Structured Professional Judgment
Progression toward a structured professional model, would appear to have followed a process of evolution since the 1990s. This progression has developed through acceptance of the complexity of what risk assessment entails, and the pressures of the courts and public in developing an expectation of increased predictive accuracy (Borum, 1996). Structured professional judgement brings together “empirically validated risk factors, professional experience and contemporary knowledge of the patient” (Lamont et al, 2009, p27). Structured professional judgement approach requires a broad assessment criteria covering both static and dynamic factors, and attempts to bridge the gap between the other approaches of unstructured clinical judgement, and actuarial approach (Kropp, 2008). The incorporation of dynamic risk factors that are taking account of variable factors such as current emotional level (anger, depression, stress), social supports or lack of and willingness to participate in the treatment rehabilitation process. The structured professional approach incorporates dynamic factors, which have been found, to be also crucial in analysing risk of violence (Mandeville-Nordon, 2006).
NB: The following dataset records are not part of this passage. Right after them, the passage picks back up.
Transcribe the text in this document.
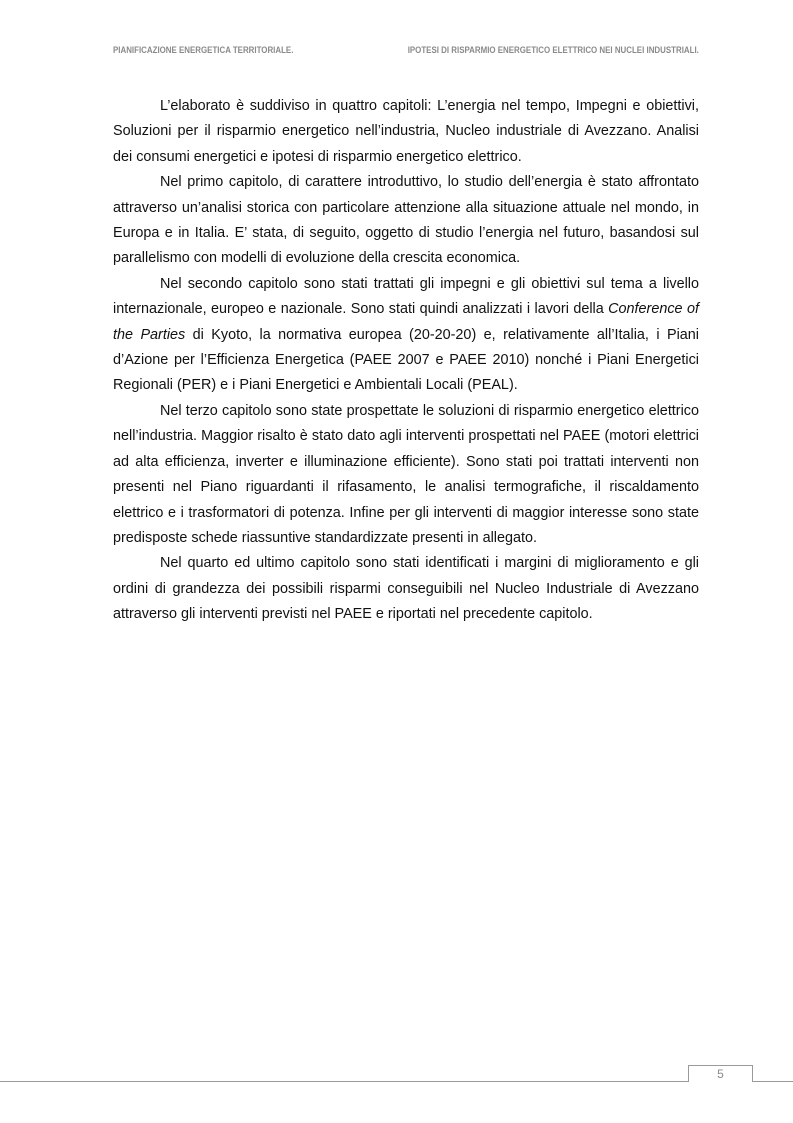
PIANIFICAZIONE ENERGETICA TERRITORIALE.	IPOTESI DI RISPARMIO ENERGETICO ELETTRICO NEI NUCLEI INDUSTRIALI.

L’elaborato è suddiviso in quattro capitoli: L’energia nel tempo, Impegni e obiettivi, Soluzioni per il risparmio energetico nell’industria, Nucleo industriale di Avezzano. Analisi dei consumi energetici e ipotesi di risparmio energetico elettrico.

Nel primo capitolo, di carattere introduttivo, lo studio dell’energia è stato affrontato attraverso un’analisi storica con particolare attenzione alla situazione attuale nel mondo, in Europa e in Italia. E’ stata, di seguito, oggetto di studio l’energia nel futuro, basandosi sul parallelismo con modelli di evoluzione della crescita economica.

Nel secondo capitolo sono stati trattati gli impegni e gli obiettivi sul tema a livello internazionale, europeo e nazionale. Sono stati quindi analizzati i lavori della Conference of the Parties di Kyoto, la normativa europea (20-20-20) e, relativamente all’Italia, i Piani d’Azione per l’Efficienza Energetica (PAEE 2007 e PAEE 2010) nonché i Piani Energetici Regionali (PER) e i Piani Energetici e Ambientali Locali (PEAL).

Nel terzo capitolo sono state prospettate le soluzioni di risparmio energetico elettrico nell’industria. Maggior risalto è stato dato agli interventi prospettati nel PAEE (motori elettrici ad alta efficienza, inverter e illuminazione efficiente). Sono stati poi trattati interventi non presenti nel Piano riguardanti il rifasamento, le analisi termografiche, il riscaldamento elettrico e i trasformatori di potenza. Infine per gli interventi di maggior interesse sono state predisposte schede riassuntive standardizzate presenti in allegato.

Nel quarto ed ultimo capitolo sono stati identificati i margini di miglioramento e gli ordini di grandezza dei possibili risparmi conseguibili nel Nucleo Industriale di Avezzano attraverso gli interventi previsti nel PAEE e riportati nel precedente capitolo.

5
Campbell et al (2009) postulates that instruments that examine dynamic risk factors are more sensitive to recent changes that may influence an increase or decrease in risk potential. Kropp (2008) reports that research has found that Structured Professional Judgement measures also correlate substantially with actuarial measures.
Conclusion
Kroop, (2008) postulates that either a structured professional judgement approach, or an actuarial approach presents the most viable options for risk assessment of violence. The unstructured clinical approach has been widely criticised by researchers for lacking reliability, validity and accountability (Douglas et al, 2002). Kroop, (2008) also cautions that risk assessment requires the assessor to have an appropriate level of specialized knowledge and experience. This experience should be not only of offenders but also with victims. There would appear to be a valid argument that unless there is consistency in training of those conducting risk assessments the validity and reliability of any measure, either actuarial or structured professional judgement, will fail to give the level of predictability of violence that is sought. Risk analysis of violence will always be burdened by the limitation which “lies in the fact that exact analyses are not possible, and risk will never be totally eradicated” (Lamont et al, 2009, p 31.). Doyle et al (2002) postulates that a combination of structured clinical and actuarial approaches is warranted to assist in risk assessment of violence. Further research appears to be warranted to improve the evaluation and overall effectiveness of risk management.